The Printing Industry Pension Scheme (PIPS) unveiled its auto-enrolment proposition yesterday (1 October) to coincide with the initial roll-out of the new UK workplace pensions legislation.

Auto-enrolment, which is the result of reforms to UK pension law introduced in the 2008 Pensions Bill, requires all companies to automatically enrol employees in an approved pension scheme.

The new legislation, which is being rolled out in stages by company size, will see employers contribute an initial 1% of their employees’ pensionable earnings, rising to 3% by Oct 2018.
Employees will contribute 0.8%, rising to 4%, while an additional 0.2%, rising to 1%, will come from tax relief.

While the scheme was officially rolled out to the largest UK employers on 1 October, it will be some time before the bulk of UK print companies start to be affected.

The staging dates for companies with fewer than 350 staff start from February 2014, while the staging date for those with less than 50 staff are spread between 1 August 2015 and 1 February 2017.

However, PIPS chairman Dennis Haynes stressed that now was the time for the industry to "get ready" to avoid being caught out at the last minute.

The PIPS scheme, which is the result of a long-standing partnership between the BPIF and Unite, is provided by Standard Life and Legal & General, with independent advice from Meridan Financial and RSM Tenon.

While other low-cost, multi-employer schemes – such as the government-backed NEST scheme – are available, PIPS highlighted the benefits of its proposition.
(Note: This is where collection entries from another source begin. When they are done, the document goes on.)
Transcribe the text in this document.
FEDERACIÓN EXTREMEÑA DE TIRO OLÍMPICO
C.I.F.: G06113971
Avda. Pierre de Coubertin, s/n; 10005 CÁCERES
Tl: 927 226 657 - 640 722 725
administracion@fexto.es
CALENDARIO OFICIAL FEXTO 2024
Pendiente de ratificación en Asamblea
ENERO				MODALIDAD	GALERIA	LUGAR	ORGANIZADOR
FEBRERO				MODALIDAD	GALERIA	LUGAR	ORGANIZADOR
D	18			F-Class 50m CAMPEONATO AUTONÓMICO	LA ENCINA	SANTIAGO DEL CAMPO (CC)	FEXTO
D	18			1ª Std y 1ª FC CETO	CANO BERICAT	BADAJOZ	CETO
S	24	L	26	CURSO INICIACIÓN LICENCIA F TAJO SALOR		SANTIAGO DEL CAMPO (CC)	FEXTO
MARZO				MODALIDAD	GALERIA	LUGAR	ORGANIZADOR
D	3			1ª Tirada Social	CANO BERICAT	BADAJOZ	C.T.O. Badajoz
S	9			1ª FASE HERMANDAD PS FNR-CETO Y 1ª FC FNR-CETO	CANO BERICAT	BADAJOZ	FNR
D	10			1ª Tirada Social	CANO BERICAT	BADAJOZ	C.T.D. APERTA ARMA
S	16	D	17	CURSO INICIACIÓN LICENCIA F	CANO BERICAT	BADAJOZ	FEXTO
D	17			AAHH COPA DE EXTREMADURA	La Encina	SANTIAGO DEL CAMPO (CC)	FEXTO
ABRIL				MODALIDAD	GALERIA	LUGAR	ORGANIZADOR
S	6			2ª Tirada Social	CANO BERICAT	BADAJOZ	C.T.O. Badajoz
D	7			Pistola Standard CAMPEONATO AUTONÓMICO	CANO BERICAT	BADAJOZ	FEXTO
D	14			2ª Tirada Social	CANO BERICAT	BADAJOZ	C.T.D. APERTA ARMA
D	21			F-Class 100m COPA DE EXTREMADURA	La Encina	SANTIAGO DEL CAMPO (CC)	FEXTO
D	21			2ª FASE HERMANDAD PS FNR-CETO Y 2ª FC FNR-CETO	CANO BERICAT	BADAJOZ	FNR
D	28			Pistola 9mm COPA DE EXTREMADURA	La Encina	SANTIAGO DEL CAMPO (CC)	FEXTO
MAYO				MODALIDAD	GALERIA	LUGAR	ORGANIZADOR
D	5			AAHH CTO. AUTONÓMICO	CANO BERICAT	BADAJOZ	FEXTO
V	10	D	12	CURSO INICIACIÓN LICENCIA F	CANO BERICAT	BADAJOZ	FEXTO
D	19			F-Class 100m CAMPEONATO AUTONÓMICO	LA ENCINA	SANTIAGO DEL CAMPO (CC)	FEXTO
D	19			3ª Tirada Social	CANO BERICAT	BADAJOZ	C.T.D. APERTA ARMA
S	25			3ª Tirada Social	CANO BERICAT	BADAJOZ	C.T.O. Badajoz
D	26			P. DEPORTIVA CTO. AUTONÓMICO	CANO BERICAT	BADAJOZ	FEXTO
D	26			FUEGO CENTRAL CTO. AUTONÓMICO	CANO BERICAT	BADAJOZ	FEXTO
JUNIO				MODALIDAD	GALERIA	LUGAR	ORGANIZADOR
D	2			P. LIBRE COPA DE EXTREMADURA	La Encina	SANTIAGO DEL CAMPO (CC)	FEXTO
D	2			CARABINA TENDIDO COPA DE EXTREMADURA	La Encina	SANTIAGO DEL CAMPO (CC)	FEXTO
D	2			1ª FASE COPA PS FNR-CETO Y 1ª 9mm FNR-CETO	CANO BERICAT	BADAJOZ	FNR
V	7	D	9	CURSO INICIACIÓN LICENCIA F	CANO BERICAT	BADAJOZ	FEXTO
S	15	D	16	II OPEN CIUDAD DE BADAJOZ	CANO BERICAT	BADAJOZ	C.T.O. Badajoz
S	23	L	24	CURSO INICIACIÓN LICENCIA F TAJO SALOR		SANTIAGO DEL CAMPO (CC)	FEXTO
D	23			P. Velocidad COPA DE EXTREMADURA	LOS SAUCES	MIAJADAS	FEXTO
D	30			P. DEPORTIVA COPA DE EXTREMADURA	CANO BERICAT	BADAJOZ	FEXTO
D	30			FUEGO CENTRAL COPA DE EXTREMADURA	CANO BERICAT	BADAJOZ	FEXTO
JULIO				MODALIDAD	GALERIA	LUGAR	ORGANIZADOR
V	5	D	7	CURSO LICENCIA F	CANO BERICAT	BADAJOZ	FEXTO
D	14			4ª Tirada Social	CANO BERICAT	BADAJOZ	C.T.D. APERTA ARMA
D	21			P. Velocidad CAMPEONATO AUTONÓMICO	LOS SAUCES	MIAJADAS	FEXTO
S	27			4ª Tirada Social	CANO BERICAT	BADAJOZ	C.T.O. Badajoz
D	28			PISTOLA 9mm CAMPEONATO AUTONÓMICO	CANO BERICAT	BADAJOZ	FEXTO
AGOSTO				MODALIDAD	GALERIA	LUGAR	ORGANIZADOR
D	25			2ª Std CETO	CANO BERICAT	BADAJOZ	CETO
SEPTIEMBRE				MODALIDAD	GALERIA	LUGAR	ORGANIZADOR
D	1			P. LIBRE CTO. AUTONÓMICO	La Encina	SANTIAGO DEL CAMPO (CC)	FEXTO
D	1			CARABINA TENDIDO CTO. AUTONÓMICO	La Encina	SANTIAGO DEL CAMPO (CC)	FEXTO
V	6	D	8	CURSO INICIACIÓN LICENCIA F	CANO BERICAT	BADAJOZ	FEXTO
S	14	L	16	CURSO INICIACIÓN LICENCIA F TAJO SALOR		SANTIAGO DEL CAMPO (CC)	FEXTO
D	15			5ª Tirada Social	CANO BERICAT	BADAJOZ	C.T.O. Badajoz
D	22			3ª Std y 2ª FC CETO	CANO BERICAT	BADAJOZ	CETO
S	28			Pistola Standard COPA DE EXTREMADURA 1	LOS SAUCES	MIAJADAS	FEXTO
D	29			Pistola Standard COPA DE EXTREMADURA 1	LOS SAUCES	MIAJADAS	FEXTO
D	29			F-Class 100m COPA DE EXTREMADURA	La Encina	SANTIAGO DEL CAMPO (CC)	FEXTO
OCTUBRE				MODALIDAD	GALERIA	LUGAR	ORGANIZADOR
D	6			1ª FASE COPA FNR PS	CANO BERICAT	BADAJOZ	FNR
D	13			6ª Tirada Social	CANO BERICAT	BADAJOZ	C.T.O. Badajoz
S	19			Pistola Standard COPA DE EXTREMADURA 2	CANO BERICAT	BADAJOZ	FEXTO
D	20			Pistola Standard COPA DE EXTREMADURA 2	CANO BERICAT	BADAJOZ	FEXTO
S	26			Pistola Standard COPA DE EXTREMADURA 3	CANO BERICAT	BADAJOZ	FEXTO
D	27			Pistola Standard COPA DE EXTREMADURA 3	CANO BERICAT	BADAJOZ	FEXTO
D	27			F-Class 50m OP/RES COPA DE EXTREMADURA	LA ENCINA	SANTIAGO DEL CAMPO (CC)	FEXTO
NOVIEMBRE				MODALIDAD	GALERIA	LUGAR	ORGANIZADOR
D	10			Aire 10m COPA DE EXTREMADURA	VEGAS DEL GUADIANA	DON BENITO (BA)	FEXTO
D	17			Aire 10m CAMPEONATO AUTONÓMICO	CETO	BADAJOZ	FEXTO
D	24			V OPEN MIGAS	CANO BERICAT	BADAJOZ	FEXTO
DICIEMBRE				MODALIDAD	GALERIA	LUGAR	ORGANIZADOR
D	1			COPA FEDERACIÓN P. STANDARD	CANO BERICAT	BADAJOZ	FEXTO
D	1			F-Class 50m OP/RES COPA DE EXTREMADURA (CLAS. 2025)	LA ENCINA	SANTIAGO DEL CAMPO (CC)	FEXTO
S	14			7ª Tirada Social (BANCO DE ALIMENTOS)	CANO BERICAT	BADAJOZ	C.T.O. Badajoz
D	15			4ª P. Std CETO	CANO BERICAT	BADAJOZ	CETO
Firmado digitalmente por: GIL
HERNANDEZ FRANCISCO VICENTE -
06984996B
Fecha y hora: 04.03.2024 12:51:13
Alan Hudson of Meridan Financial stressed that there would be no cost to employers for set up, administration or investment, with the only charge coming in the form of a 0.85% annual fee.
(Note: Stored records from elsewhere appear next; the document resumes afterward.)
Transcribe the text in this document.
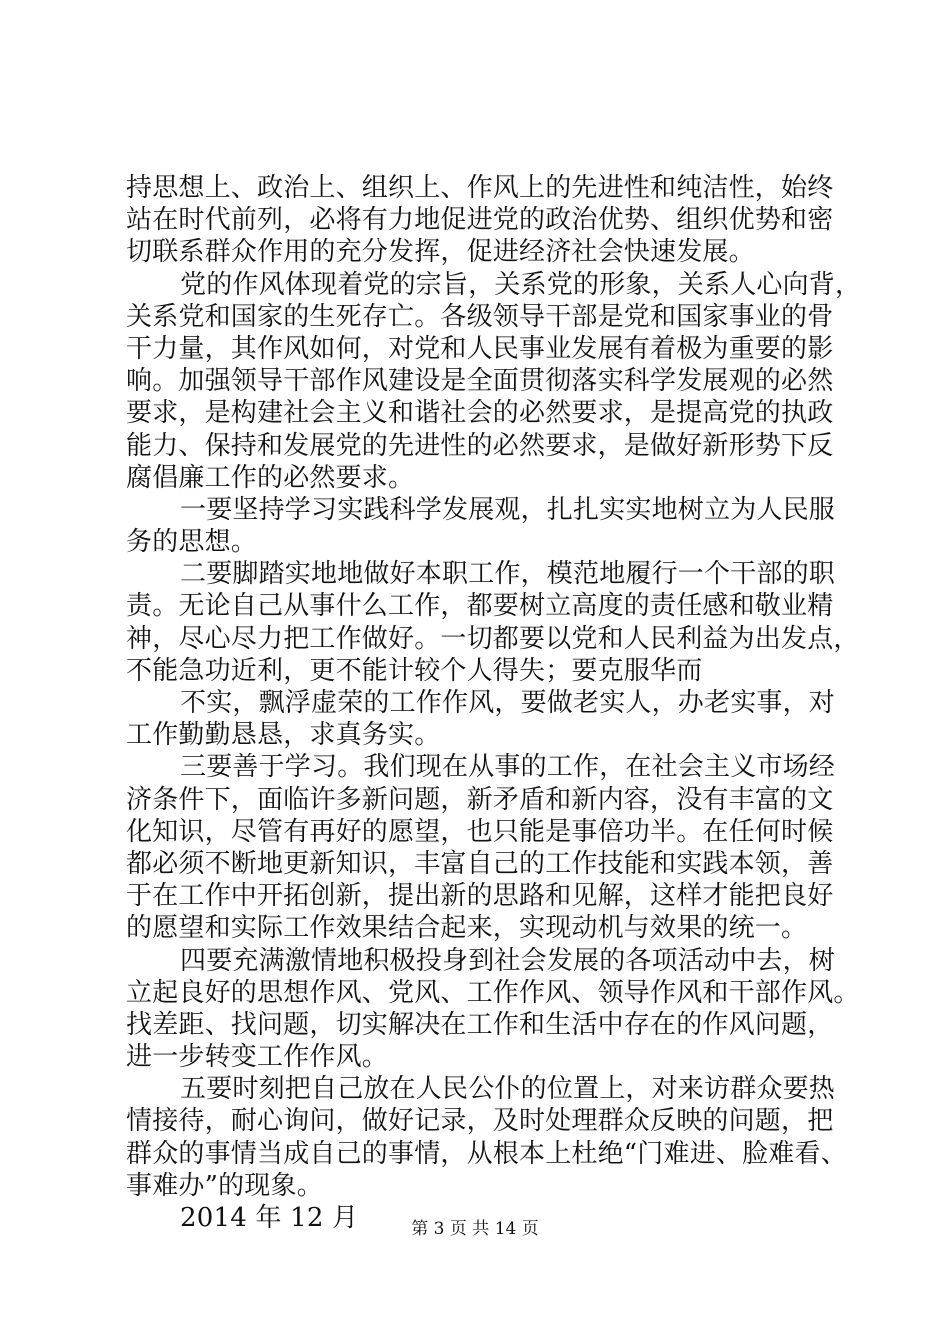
持思想上、政治上、组织上、作风上的先进性和纯洁性，始终
站在时代前列，必将有力地促进党的政治优势、组织优势和密
切联系群众作用的充分发挥，促进经济社会快速发展。
党的作风体现着党的宗旨，关系党的形象，关系人心向背，
关系党和国家的生死存亡。各级领导干部是党和国家事业的骨
干力量，其作风如何，对党和人民事业发展有着极为重要的影
响。加强领导干部作风建设是全面贯彻落实科学发展观的必然
要求，是构建社会主义和谐社会的必然要求，是提高党的执政
能力、保持和发展党的先进性的必然要求，是做好新形势下反
腐倡廉工作的必然要求。
一要坚持学习实践科学发展观，扎扎实实地树立为人民服
务的思想。
二要脚踏实地地做好本职工作，模范地履行一个干部的职
责。无论自己从事什么工作，都要树立高度的责任感和敬业精
神，尽心尽力把工作做好。一切都要以党和人民利益为出发点，
不能急功近利，更不能计较个人得失；要克服华而
不实，飘浮虚荣的工作作风，要做老实人，办老实事，对
工作勤勤恳恳，求真务实。
三要善于学习。我们现在从事的工作，在社会主义市场经
济条件下，面临许多新问题，新矛盾和新内容，没有丰富的文
化知识，尽管有再好的愿望，也只能是事倍功半。在任何时候
都必须不断地更新知识，丰富自己的工作技能和实践本领，善
于在工作中开拓创新，提出新的思路和见解，这样才能把良好
的愿望和实际工作效果结合起来，实现动机与效果的统一。
四要充满激情地积极投身到社会发展的各项活动中去，树
立起良好的思想作风、党风、工作作风、领导作风和干部作风。
找差距、找问题，切实解决在工作和生活中存在的作风问题，
进一步转变工作作风。
五要时刻把自己放在人民公仆的位置上，对来访群众要热
情接待，耐心询问，做好记录，及时处理群众反映的问题，把
群众的事情当成自己的事情，从根本上杜绝“门难进、脸难看、
事难办”的现象。
2014 年 12 月	第 3 页 共 14 页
Adrian Boulding, Legal & General pensions strategy director and one third of the team that was commissioned to review automatic enrolment in 2010, said that by the end of the year 600,000 people will have automatically enrolled in a pension scheme backed by employer contributions and that – even allowing for a 30% opt-out rate - 7m will have enrolled by the time the roll out is completed in 2017.
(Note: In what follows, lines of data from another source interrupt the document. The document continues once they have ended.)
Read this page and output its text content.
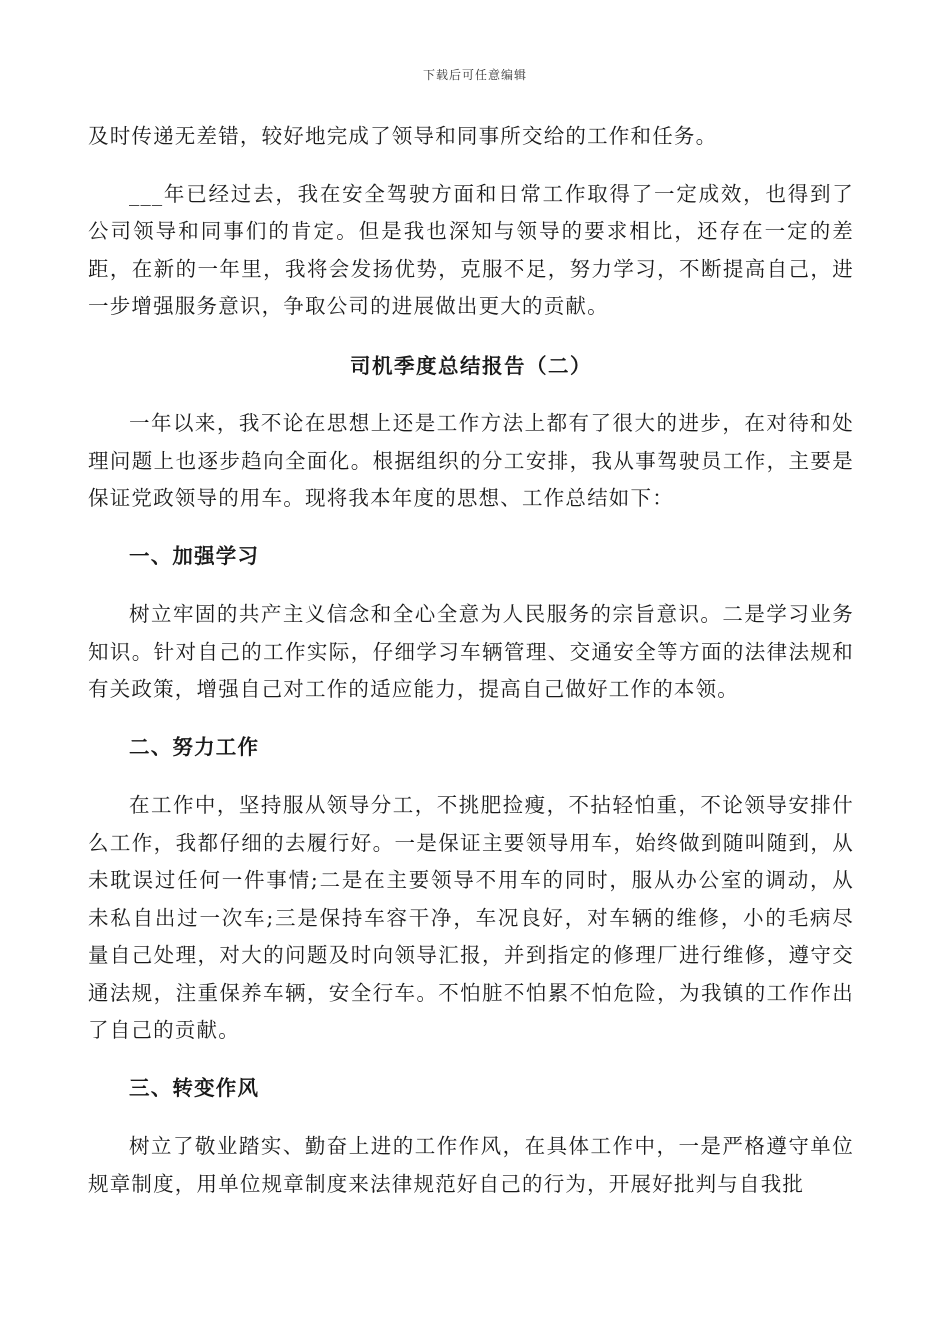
下载后可任意编辑

及时传递无差错，较好地完成了领导和同事所交给的工作和任务。

___年已经过去，我在安全驾驶方面和日常工作取得了一定成效，也得到了公司领导和同事们的肯定。但是我也深知与领导的要求相比，还存在一定的差距，在新的一年里，我将会发扬优势，克服不足，努力学习，不断提高自己，进一步增强服务意识，争取公司的进展做出更大的贡献。

司机季度总结报告（二）

一年以来，我不论在思想上还是工作方法上都有了很大的进步，在对待和处理问题上也逐步趋向全面化。根据组织的分工安排，我从事驾驶员工作，主要是保证党政领导的用车。现将我本年度的思想、工作总结如下：

一、加强学习

树立牢固的共产主义信念和全心全意为人民服务的宗旨意识。二是学习业务知识。针对自己的工作实际，仔细学习车辆管理、交通安全等方面的法律法规和有关政策，增强自己对工作的适应能力，提高自己做好工作的本领。

二、努力工作

在工作中，坚持服从领导分工，不挑肥捡瘦，不拈轻怕重，不论领导安排什么工作，我都仔细的去履行好。一是保证主要领导用车，始终做到随叫随到，从未耽误过任何一件事情;二是在主要领导不用车的同时，服从办公室的调动，从未私自出过一次车;三是保持车容干净，车况良好，对车辆的维修，小的毛病尽量自己处理，对大的问题及时向领导汇报，并到指定的修理厂进行维修，遵守交通法规，注重保养车辆，安全行车。不怕脏不怕累不怕危险，为我镇的工作作出了自己的贡献。

三、转变作风

树立了敬业踏实、勤奋上进的工作作风，在具体工作中，一是严格遵守单位规章制度，用单位规章制度来法律规范好自己的行为，开展好批判与自我批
"This is going to be a fantastic achievement and the politicians of all sides that joined the cross party consensus behind auto-enrolment deserve congratulations," he added.

"In many ways auto-enrolment resembles the launch of Blair’s Stakeholder Pensions 11 years ago. The focus is on the workplace and the product is very similar – usually a personal account with very low charges. But two magic ingredients have been added this time round that were missing in 2001.

"Employers will have to contribute, nearly doubling the employees’ contributions. But more important still is the guile of auto-enrolment. You are in unless you opt out."

However, Unite national officer Steve Sibbald sounded a warning bell on the ability to ‘opt out’, arguing that it left the door open for employers to encourage their staff to sign away their rights as happened with the European Working Time Directive.

"Certainly for larger employers auto-enrolment will absolutely have a beneficial effect," he said. "My concern is further down the line when we get to the smaller employers – there will be some who won’t do it and will just say: if you want to work here, sign this form and opt out."